Observing animal behaviour and movement have been fruitful for scientists from different areas. Evolotuinory ecologists are interested in animals’ adaptive evolution of behavioural strategies. Neuroscientists focus on brain-behaviour relationships to investigate how the brain learns new movements or how the brain tells the body to move. To get to the bottom of the behaviour, evolutionary ecologists survey animals’ adaptive evolution of behavioural strategies. Anciently, in order to quantify animal movement and behaviour, direct observations were made in the field.
However direct observations bear several problems. They are not only time-consuming and labour intensive but also tendentious which often leads to difficulty in reproducing the experiments. Moreover, the presence of the observer can affect the behaviour of the animals if animals are not accustomed to the observer. These issues may be overcome by using a video recording system. Unlike the direct observation which cannot be reanalyzed in the case that the fatigue of the observer, video recording ensures complete and permanent registration of behavioural patterns which happened during the observation time. However, analyzing the video recordings from a traditional point of view with a pencil, paper and stopwatch induced problems like time consumption and human labour. The recent technological development in the field of computer vision has allowed researchers to track the animals automatically.

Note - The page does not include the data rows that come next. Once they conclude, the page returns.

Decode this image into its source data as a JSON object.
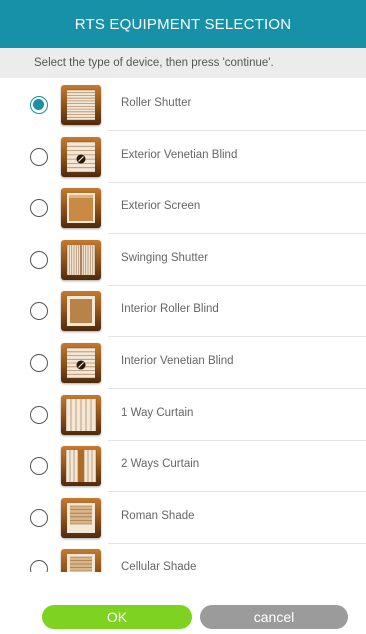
{
  "header": {
    "title": "RTS EQUIPMENT SELECTION"
  },
  "instruction": "Select the type of device, then press 'continue'.",
  "colors": {
    "header": "#1691a7",
    "ok": "#7ed321",
    "cancel": "#9b9b9b",
    "radio_selected": "#1691a7",
    "icon_bronze": "#8a4f18"
  },
  "devices": [
    {
      "label": "Roller Shutter",
      "icon": "roller-shutter-icon",
      "selected": true
    },
    {
      "label": "Exterior Venetian Blind",
      "icon": "exterior-venetian-blind-icon",
      "selected": false
    },
    {
      "label": "Exterior Screen",
      "icon": "exterior-screen-icon",
      "selected": false
    },
    {
      "label": "Swinging Shutter",
      "icon": "swinging-shutter-icon",
      "selected": false
    },
    {
      "label": "Interior Roller Blind",
      "icon": "interior-roller-blind-icon",
      "selected": false
    },
    {
      "label": "Interior Venetian Blind",
      "icon": "interior-venetian-blind-icon",
      "selected": false
    },
    {
      "label": "1 Way Curtain",
      "icon": "one-way-curtain-icon",
      "selected": false
    },
    {
      "label": "2 Ways Curtain",
      "icon": "two-ways-curtain-icon",
      "selected": false
    },
    {
      "label": "Roman Shade",
      "icon": "roman-shade-icon",
      "selected": false
    },
    {
      "label": "Cellular Shade",
      "icon": "cellular-shade-icon",
      "selected": false
    }
  ],
  "buttons": {
    "ok": "OK",
    "cancel": "cancel"
  }
}
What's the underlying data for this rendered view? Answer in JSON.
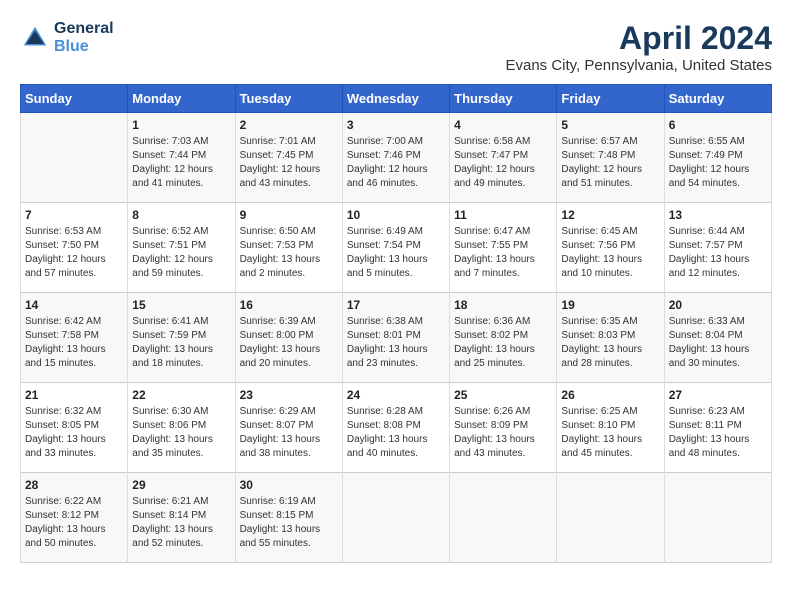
{
  "header": {
    "logo_line1": "General",
    "logo_line2": "Blue",
    "title": "April 2024",
    "subtitle": "Evans City, Pennsylvania, United States"
  },
  "days_of_week": [
    "Sunday",
    "Monday",
    "Tuesday",
    "Wednesday",
    "Thursday",
    "Friday",
    "Saturday"
  ],
  "weeks": [
    [
      {
        "day": "",
        "info": ""
      },
      {
        "day": "1",
        "info": "Sunrise: 7:03 AM\nSunset: 7:44 PM\nDaylight: 12 hours\nand 41 minutes."
      },
      {
        "day": "2",
        "info": "Sunrise: 7:01 AM\nSunset: 7:45 PM\nDaylight: 12 hours\nand 43 minutes."
      },
      {
        "day": "3",
        "info": "Sunrise: 7:00 AM\nSunset: 7:46 PM\nDaylight: 12 hours\nand 46 minutes."
      },
      {
        "day": "4",
        "info": "Sunrise: 6:58 AM\nSunset: 7:47 PM\nDaylight: 12 hours\nand 49 minutes."
      },
      {
        "day": "5",
        "info": "Sunrise: 6:57 AM\nSunset: 7:48 PM\nDaylight: 12 hours\nand 51 minutes."
      },
      {
        "day": "6",
        "info": "Sunrise: 6:55 AM\nSunset: 7:49 PM\nDaylight: 12 hours\nand 54 minutes."
      }
    ],
    [
      {
        "day": "7",
        "info": "Sunrise: 6:53 AM\nSunset: 7:50 PM\nDaylight: 12 hours\nand 57 minutes."
      },
      {
        "day": "8",
        "info": "Sunrise: 6:52 AM\nSunset: 7:51 PM\nDaylight: 12 hours\nand 59 minutes."
      },
      {
        "day": "9",
        "info": "Sunrise: 6:50 AM\nSunset: 7:53 PM\nDaylight: 13 hours\nand 2 minutes."
      },
      {
        "day": "10",
        "info": "Sunrise: 6:49 AM\nSunset: 7:54 PM\nDaylight: 13 hours\nand 5 minutes."
      },
      {
        "day": "11",
        "info": "Sunrise: 6:47 AM\nSunset: 7:55 PM\nDaylight: 13 hours\nand 7 minutes."
      },
      {
        "day": "12",
        "info": "Sunrise: 6:45 AM\nSunset: 7:56 PM\nDaylight: 13 hours\nand 10 minutes."
      },
      {
        "day": "13",
        "info": "Sunrise: 6:44 AM\nSunset: 7:57 PM\nDaylight: 13 hours\nand 12 minutes."
      }
    ],
    [
      {
        "day": "14",
        "info": "Sunrise: 6:42 AM\nSunset: 7:58 PM\nDaylight: 13 hours\nand 15 minutes."
      },
      {
        "day": "15",
        "info": "Sunrise: 6:41 AM\nSunset: 7:59 PM\nDaylight: 13 hours\nand 18 minutes."
      },
      {
        "day": "16",
        "info": "Sunrise: 6:39 AM\nSunset: 8:00 PM\nDaylight: 13 hours\nand 20 minutes."
      },
      {
        "day": "17",
        "info": "Sunrise: 6:38 AM\nSunset: 8:01 PM\nDaylight: 13 hours\nand 23 minutes."
      },
      {
        "day": "18",
        "info": "Sunrise: 6:36 AM\nSunset: 8:02 PM\nDaylight: 13 hours\nand 25 minutes."
      },
      {
        "day": "19",
        "info": "Sunrise: 6:35 AM\nSunset: 8:03 PM\nDaylight: 13 hours\nand 28 minutes."
      },
      {
        "day": "20",
        "info": "Sunrise: 6:33 AM\nSunset: 8:04 PM\nDaylight: 13 hours\nand 30 minutes."
      }
    ],
    [
      {
        "day": "21",
        "info": "Sunrise: 6:32 AM\nSunset: 8:05 PM\nDaylight: 13 hours\nand 33 minutes."
      },
      {
        "day": "22",
        "info": "Sunrise: 6:30 AM\nSunset: 8:06 PM\nDaylight: 13 hours\nand 35 minutes."
      },
      {
        "day": "23",
        "info": "Sunrise: 6:29 AM\nSunset: 8:07 PM\nDaylight: 13 hours\nand 38 minutes."
      },
      {
        "day": "24",
        "info": "Sunrise: 6:28 AM\nSunset: 8:08 PM\nDaylight: 13 hours\nand 40 minutes."
      },
      {
        "day": "25",
        "info": "Sunrise: 6:26 AM\nSunset: 8:09 PM\nDaylight: 13 hours\nand 43 minutes."
      },
      {
        "day": "26",
        "info": "Sunrise: 6:25 AM\nSunset: 8:10 PM\nDaylight: 13 hours\nand 45 minutes."
      },
      {
        "day": "27",
        "info": "Sunrise: 6:23 AM\nSunset: 8:11 PM\nDaylight: 13 hours\nand 48 minutes."
      }
    ],
    [
      {
        "day": "28",
        "info": "Sunrise: 6:22 AM\nSunset: 8:12 PM\nDaylight: 13 hours\nand 50 minutes."
      },
      {
        "day": "29",
        "info": "Sunrise: 6:21 AM\nSunset: 8:14 PM\nDaylight: 13 hours\nand 52 minutes."
      },
      {
        "day": "30",
        "info": "Sunrise: 6:19 AM\nSunset: 8:15 PM\nDaylight: 13 hours\nand 55 minutes."
      },
      {
        "day": "",
        "info": ""
      },
      {
        "day": "",
        "info": ""
      },
      {
        "day": "",
        "info": ""
      },
      {
        "day": "",
        "info": ""
      }
    ]
  ]
}
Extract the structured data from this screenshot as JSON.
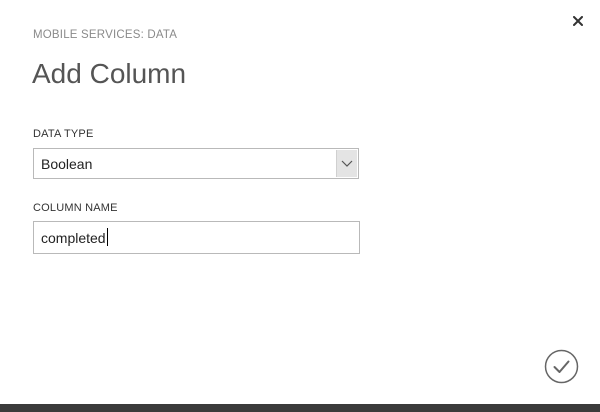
{
  "dialog": {
    "subtitle": "MOBILE SERVICES: DATA",
    "title": "Add Column",
    "close_icon": "close-icon",
    "confirm_icon": "checkmark-icon"
  },
  "form": {
    "data_type": {
      "label": "DATA TYPE",
      "selected": "Boolean",
      "arrow_icon": "chevron-down-icon"
    },
    "column_name": {
      "label": "COLUMN NAME",
      "value": "completed"
    }
  },
  "colors": {
    "title": "#555555",
    "subtitle": "#8a8a8a",
    "border": "#b9b9b9",
    "bottom_bar": "#3b3b3b"
  }
}
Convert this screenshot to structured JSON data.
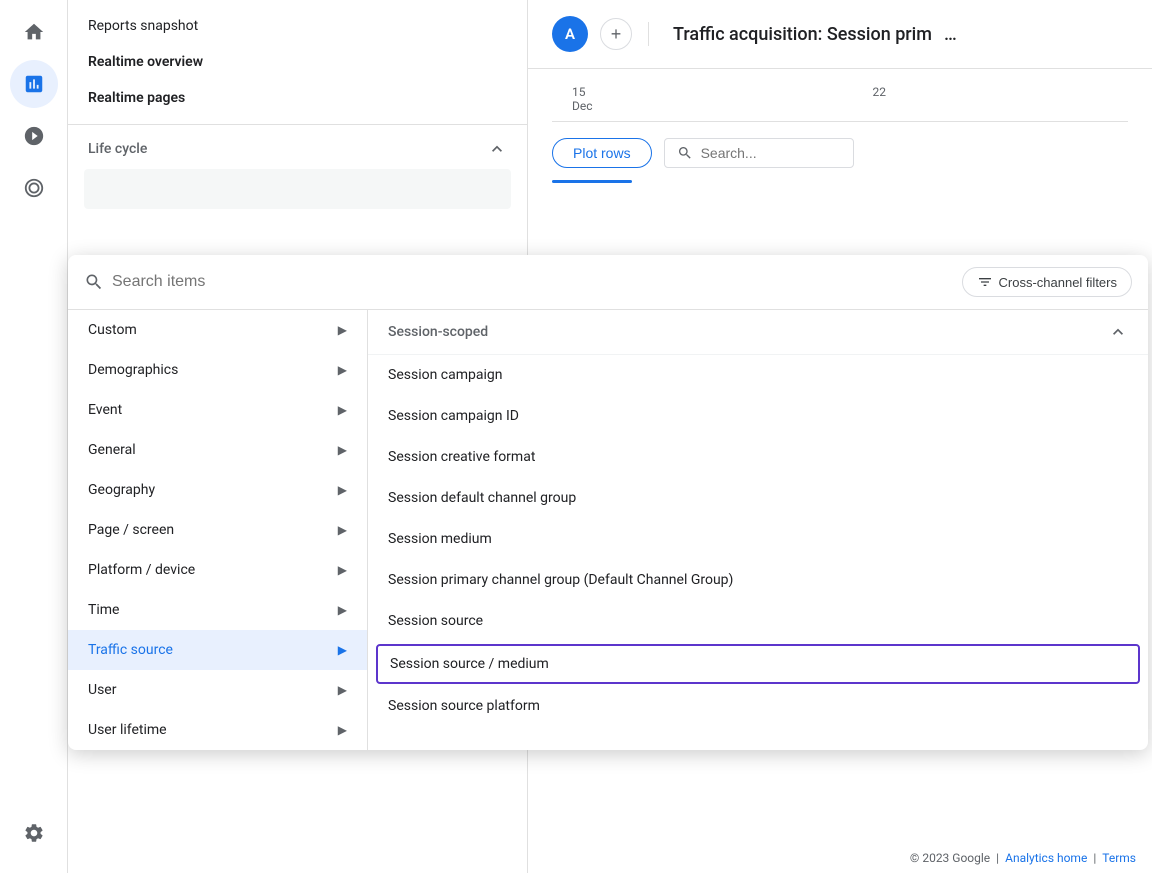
{
  "nav": {
    "icons": [
      {
        "name": "home-icon",
        "symbol": "⌂",
        "active": false
      },
      {
        "name": "bar-chart-icon",
        "symbol": "▦",
        "active": true
      },
      {
        "name": "activity-icon",
        "symbol": "◎",
        "active": false
      },
      {
        "name": "target-icon",
        "symbol": "⊕",
        "active": false
      },
      {
        "name": "settings-icon",
        "symbol": "⚙",
        "active": false
      }
    ]
  },
  "sidebar": {
    "nav_items": [
      {
        "label": "Reports snapshot",
        "bold": false
      },
      {
        "label": "Realtime overview",
        "bold": true
      },
      {
        "label": "Realtime pages",
        "bold": true
      }
    ],
    "sections": [
      {
        "label": "Life cycle",
        "expanded": true
      }
    ]
  },
  "dropdown": {
    "search_placeholder": "Search items",
    "cross_channel_label": "Cross-channel filters",
    "left_items": [
      {
        "label": "Custom",
        "has_submenu": true,
        "active": false
      },
      {
        "label": "Demographics",
        "has_submenu": true,
        "active": false
      },
      {
        "label": "Event",
        "has_submenu": true,
        "active": false
      },
      {
        "label": "General",
        "has_submenu": true,
        "active": false
      },
      {
        "label": "Geography",
        "has_submenu": true,
        "active": false
      },
      {
        "label": "Page / screen",
        "has_submenu": true,
        "active": false
      },
      {
        "label": "Platform / device",
        "has_submenu": true,
        "active": false
      },
      {
        "label": "Time",
        "has_submenu": true,
        "active": false
      },
      {
        "label": "Traffic source",
        "has_submenu": true,
        "active": true
      },
      {
        "label": "User",
        "has_submenu": true,
        "active": false
      },
      {
        "label": "User lifetime",
        "has_submenu": true,
        "active": false
      }
    ],
    "right_section_label": "Session-scoped",
    "right_items": [
      {
        "label": "Session campaign",
        "selected": false
      },
      {
        "label": "Session campaign ID",
        "selected": false
      },
      {
        "label": "Session creative format",
        "selected": false
      },
      {
        "label": "Session default channel group",
        "selected": false
      },
      {
        "label": "Session medium",
        "selected": false
      },
      {
        "label": "Session primary channel group (Default Channel Group)",
        "selected": false
      },
      {
        "label": "Session source",
        "selected": false
      },
      {
        "label": "Session source / medium",
        "selected": true
      },
      {
        "label": "Session source platform",
        "selected": false
      }
    ]
  },
  "main": {
    "avatar_letter": "A",
    "title": "Traffic acquisition: Session prim",
    "date_labels": [
      "15\nDec",
      "22"
    ],
    "plot_rows_label": "Plot rows",
    "search_placeholder": "Search..."
  },
  "footer": {
    "copyright": "© 2023 Google",
    "links": [
      {
        "label": "Analytics home"
      },
      {
        "label": "Terms"
      }
    ]
  }
}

With the help of the automated tracking techniques, less time and effort is needed to generate a precise dataset of animal movement and behaviour. While different commercial animal tracking programs are available, those are relatively expensive and can’t be adapted for more specific use cases. There are also different Open Source programs available, but these projects are often abandoned and could most of the time just be considered in a proof of concept stage.
In this talk, we want to show how to easily integrate existing Open Source technologies, such as Python, OpenCV, Seaborn and Jupyter in order to track the movement of pigeons in a labyrinth. As an additional outlook, we will showcase the state-of-the-art and Open Source deep learning toolbox DeepLabCut that can be used for markerless pose estimation of animals performing various tasks.